HTB Optimum Writeup
Box Overview
This box is quite old by the time I’m doing it, some of the tags that give it away are HFS, Python, and Outdated Software. Hopefully it’s not another Metasploit but there’s always a more fun alternate solution in that case.
Reconnaissance
Nmap Scan
The nmap scan surpisingly only found 1 port open, I won’t bother with a UDP scan until a little later if I really can’t find anything. But I doubt it’ll be necessary, especially on an old easy box.
It does report that it’s an old HttpFileServer running on httpd 2.3.
Gobuster Scan
I didn’t find anything so I won’t even include a screenshot for this part.
Walking the Application
We already know the application is running this HttpFileServer (which was probably what HFS in HTB meant), so my expectations are already set for an old-looking application with little to no JavaScript.

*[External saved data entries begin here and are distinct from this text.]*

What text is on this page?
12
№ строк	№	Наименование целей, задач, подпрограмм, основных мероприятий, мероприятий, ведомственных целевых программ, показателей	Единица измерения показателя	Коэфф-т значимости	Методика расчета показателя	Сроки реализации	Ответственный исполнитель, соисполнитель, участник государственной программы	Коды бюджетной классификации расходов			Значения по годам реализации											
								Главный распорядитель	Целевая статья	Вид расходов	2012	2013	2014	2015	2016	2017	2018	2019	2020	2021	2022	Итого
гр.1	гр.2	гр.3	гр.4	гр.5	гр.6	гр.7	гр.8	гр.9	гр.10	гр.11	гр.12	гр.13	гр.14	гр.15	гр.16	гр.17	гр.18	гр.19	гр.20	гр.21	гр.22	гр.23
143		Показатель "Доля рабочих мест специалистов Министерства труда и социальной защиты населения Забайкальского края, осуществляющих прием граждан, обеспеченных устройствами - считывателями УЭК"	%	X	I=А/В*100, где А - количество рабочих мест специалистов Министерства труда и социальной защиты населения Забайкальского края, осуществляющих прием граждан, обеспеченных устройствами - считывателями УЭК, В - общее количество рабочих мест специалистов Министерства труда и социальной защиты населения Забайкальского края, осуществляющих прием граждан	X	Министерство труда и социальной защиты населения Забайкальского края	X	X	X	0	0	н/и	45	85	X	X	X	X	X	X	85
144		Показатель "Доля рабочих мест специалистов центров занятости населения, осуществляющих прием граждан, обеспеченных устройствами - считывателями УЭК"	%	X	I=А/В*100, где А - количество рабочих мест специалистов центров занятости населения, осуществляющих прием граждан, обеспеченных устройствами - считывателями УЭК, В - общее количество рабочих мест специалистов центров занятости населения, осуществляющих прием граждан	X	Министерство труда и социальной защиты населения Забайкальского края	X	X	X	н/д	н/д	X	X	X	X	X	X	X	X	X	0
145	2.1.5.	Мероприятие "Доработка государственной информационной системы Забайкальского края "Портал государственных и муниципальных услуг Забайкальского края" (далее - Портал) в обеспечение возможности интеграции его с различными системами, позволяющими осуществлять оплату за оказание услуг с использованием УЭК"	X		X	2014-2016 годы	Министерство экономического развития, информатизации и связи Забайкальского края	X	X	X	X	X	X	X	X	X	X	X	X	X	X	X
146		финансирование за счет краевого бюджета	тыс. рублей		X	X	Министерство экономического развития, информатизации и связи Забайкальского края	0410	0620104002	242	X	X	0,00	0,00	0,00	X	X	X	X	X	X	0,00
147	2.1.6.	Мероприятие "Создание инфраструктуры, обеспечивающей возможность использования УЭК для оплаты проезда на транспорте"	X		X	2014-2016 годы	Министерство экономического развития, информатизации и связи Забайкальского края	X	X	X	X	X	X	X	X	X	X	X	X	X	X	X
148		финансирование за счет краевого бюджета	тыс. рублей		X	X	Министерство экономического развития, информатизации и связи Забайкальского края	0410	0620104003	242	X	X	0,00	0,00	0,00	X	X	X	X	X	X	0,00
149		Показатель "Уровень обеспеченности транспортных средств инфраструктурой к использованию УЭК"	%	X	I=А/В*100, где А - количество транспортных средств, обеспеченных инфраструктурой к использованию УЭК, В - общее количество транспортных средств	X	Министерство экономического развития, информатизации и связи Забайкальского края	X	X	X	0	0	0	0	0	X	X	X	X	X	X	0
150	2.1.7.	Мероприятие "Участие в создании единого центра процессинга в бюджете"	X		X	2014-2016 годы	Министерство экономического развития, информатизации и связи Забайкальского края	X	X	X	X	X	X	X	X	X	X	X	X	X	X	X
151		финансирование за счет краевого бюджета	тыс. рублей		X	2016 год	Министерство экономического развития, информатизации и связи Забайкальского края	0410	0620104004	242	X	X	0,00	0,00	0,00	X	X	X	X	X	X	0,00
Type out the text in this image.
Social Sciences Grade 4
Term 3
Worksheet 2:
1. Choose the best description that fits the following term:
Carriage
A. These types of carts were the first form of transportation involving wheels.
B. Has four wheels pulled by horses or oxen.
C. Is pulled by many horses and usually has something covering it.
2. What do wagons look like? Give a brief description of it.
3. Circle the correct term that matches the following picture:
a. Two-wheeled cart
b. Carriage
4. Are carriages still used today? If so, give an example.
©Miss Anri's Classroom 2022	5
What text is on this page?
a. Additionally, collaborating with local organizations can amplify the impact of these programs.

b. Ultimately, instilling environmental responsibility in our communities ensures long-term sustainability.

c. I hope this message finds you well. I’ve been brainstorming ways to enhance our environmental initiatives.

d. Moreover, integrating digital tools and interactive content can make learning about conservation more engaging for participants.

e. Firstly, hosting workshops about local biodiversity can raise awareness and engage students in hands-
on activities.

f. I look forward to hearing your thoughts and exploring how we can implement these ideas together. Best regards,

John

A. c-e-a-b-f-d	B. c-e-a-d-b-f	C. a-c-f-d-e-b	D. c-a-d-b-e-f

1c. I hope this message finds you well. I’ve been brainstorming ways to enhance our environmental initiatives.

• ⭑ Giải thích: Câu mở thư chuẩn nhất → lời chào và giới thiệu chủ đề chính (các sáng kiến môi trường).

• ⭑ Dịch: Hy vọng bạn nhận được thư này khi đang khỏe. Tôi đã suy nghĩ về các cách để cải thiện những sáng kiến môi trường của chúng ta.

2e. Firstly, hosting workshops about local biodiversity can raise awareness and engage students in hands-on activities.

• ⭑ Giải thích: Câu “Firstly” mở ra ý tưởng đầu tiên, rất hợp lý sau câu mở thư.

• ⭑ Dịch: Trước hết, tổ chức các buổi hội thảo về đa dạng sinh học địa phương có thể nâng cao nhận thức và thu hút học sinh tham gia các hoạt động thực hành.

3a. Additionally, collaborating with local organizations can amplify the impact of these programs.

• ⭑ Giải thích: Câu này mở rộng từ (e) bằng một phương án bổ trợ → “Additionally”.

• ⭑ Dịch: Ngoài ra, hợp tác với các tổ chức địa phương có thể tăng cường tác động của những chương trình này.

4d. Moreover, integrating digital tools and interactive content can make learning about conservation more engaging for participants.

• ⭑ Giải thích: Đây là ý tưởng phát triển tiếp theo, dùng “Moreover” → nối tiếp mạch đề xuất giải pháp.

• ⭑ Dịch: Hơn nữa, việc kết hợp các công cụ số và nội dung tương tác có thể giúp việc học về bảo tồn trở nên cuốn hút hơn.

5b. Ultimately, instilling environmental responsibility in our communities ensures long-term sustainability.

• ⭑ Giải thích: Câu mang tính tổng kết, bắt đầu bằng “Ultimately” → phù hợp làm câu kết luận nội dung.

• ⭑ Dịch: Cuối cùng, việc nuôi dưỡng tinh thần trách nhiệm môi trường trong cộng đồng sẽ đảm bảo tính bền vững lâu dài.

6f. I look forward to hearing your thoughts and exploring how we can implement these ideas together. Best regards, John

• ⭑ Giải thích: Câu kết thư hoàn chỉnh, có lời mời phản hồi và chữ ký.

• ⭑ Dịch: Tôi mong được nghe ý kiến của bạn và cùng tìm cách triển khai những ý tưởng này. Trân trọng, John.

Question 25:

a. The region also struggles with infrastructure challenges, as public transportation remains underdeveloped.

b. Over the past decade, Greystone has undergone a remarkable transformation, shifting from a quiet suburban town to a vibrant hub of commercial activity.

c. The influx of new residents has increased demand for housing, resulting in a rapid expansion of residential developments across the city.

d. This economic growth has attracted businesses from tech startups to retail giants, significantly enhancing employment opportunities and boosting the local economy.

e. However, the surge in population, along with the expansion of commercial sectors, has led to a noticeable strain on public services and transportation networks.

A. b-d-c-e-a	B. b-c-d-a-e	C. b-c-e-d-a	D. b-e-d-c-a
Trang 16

Pretty standard stuff, some basic info like Server time and uptime is present and there is an option to login.
The login option gives this web pop-up login screen.
Searchsploit Search
I know the that that the server is running a really old HttpFileServer so there might be some nice exploits that can be exploited.
I’m feeling a bit tired today so the “Remote Command Execution (Metasploit)” one looks interesting. I know this isn’t OSCP valid but some meterpreter practice can’t hurt.
Exploitation
We can jump right into meterpreter and select the relevant exploit.
That was pretty quick. This shell gives me access to the standard user account, so I’m going to start by trying the linux_exploit_suggester.
Some basic setup, the exploit used creates multiple sessions automatically so I needed to use SESSION 3.
The modules gives me back two possible options, a bypassuac_eventvw exploit and a ms16_032_secondary_logon_handle_privesc.
Okay that one didn’t work, time to try the other one.
Okay cool that one did work. This was kind of a cheesy way to get root but it worked to get the flags.